Señaló a un grupo de gente reunida detrás de nosotras, charlando y riendo. Yeri y tres chicos estaban reunidos, manteniendo una animada conversación. In-Ah frunció el ceño al reconocer una cara familiar entre los chicos.
«¿No es el que solía salir con Sung-Hyun?».
«¿Eh? Ah, sí, es él… Sinceramente, yo también tenía una mala impresión de él. Pero después de hablar con él, parece amable. Además, está realmente arrepentido de sus actos. De verdad».
«Bueno… Aunque tú lo digas», murmuró In-Ah con el ceño fruncido.

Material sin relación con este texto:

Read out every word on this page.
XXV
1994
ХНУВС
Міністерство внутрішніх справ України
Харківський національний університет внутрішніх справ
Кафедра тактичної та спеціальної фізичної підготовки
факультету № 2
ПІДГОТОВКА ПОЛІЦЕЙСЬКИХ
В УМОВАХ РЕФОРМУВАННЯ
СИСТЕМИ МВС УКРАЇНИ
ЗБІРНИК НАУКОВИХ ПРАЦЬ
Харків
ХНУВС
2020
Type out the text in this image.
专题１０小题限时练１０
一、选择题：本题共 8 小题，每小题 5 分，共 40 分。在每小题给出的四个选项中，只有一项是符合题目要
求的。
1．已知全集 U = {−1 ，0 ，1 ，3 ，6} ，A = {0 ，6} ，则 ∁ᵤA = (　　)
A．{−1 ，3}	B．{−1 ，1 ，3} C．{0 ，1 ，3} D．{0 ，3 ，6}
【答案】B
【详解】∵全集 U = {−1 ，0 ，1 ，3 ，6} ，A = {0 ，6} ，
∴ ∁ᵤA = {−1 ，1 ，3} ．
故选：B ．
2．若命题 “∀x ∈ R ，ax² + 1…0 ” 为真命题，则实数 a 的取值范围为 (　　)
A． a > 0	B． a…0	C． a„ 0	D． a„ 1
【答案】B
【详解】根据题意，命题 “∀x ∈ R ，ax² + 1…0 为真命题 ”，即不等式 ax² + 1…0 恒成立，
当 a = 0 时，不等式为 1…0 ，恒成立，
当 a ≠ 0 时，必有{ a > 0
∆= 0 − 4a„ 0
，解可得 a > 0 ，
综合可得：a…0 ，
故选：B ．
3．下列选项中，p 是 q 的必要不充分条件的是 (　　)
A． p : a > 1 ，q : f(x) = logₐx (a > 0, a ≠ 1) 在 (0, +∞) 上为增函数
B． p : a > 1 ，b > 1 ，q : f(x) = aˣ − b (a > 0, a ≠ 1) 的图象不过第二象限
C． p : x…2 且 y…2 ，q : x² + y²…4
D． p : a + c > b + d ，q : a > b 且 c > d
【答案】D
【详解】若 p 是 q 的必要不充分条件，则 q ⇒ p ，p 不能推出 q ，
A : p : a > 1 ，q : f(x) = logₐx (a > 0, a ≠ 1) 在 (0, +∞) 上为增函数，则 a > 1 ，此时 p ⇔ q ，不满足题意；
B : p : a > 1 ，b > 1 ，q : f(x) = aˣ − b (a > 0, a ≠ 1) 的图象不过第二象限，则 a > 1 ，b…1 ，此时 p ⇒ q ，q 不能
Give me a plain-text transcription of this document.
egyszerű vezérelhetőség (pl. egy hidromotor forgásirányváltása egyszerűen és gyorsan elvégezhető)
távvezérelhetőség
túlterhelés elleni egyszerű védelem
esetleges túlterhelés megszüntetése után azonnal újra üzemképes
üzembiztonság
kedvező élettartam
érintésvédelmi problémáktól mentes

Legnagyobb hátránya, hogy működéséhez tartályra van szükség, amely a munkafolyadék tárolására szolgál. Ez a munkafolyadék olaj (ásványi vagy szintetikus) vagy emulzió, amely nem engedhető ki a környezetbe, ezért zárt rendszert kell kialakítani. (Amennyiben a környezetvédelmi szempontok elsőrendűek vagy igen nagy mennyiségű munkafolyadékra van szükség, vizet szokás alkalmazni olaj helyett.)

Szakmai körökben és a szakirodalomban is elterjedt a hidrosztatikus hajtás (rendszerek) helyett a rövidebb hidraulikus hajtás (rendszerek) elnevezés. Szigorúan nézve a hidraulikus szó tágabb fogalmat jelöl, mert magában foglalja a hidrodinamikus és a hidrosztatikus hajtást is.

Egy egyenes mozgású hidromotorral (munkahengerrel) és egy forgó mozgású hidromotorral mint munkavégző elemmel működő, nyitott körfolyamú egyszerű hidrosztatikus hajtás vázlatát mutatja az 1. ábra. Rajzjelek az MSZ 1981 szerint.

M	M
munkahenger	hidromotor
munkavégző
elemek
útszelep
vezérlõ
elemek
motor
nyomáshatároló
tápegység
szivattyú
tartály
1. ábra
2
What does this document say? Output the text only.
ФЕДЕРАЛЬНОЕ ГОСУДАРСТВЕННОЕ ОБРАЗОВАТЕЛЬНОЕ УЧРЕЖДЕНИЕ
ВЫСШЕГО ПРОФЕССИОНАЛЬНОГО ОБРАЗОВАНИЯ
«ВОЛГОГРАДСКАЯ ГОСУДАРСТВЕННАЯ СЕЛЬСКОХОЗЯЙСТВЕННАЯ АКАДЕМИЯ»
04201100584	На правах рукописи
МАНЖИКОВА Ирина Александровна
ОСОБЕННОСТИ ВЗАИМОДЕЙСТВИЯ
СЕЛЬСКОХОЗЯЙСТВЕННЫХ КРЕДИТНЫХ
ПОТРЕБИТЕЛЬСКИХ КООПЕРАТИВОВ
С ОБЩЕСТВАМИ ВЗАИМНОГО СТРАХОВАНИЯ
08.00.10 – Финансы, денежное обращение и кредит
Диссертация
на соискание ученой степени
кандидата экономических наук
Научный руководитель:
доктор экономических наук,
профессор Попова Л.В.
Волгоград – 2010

Hacer buenas acciones ahora no borraba los errores que el chico había cometido en el pasado. Al oír a su amigo hablar de su sincero remordimiento, no pudo evitar pensar que quizá no fuera fundamentalmente una mala persona. Sin embargo, teniendo en cuenta su pasado como alborotador que solía salir con Sung-Hyun, no podía verle con buenos ojos.
La amiga de In-Ah la miró mientras estaba sumida en sus pensamientos y sonrió con satisfacción.
«Entonces, todo lo que dices es que no quieres que venga, ¿verdad? ¡Eh, Jae-Bin! ¡In-Ah dice que no quiere…!»
«¡Eh, eh! ¿Estás loco? Eso no es lo que quería decir!»
In-Ah tapó rápidamente la boca de su amiga. Sabía que su amiga era despreocupada, pero no había esperado que fuera tan extrema. Tras retirar la mano de la boca de su amiga, ésta habló.
«¿Estarás allí?»
«Bien, iré. En serio, eres increíble…»
In-Ah se rió y se detuvo al ver la suave sonrisa de su amiga.
«¡Te avisaré cuando decidamos dónde y a qué hora nos vemos!».
«Vale, entendido. Pero…»
In-Ah miró brevemente al asiento de Sun-Woo. Estaba vacío. Dijeron que estaba enfermo y que no podría venir hoy. ¿Se encontraba realmente mal? Parecía bastante enfermo la última vez que ella lo vio en el lugar del examen.
«Um, te avisaré si no puedo ir».
«¿Qué? ¿Por qué estás poniendo excusas otra vez?»
«No es una excusa… Sólo lo digo por si no puedo llegar».
«Esto me pone nerviosa. Ya nos has cancelado más de una vez…»
«¡Oye, no fue tan malo! Tus palabras realmente dolieron».
«Vale, de acuerdo. De todas formas, ¡hablamos luego!»
Con eso, la amiga de In-Ah abandonó el aula. Parecía que tenían que ir urgentemente a algún sitio.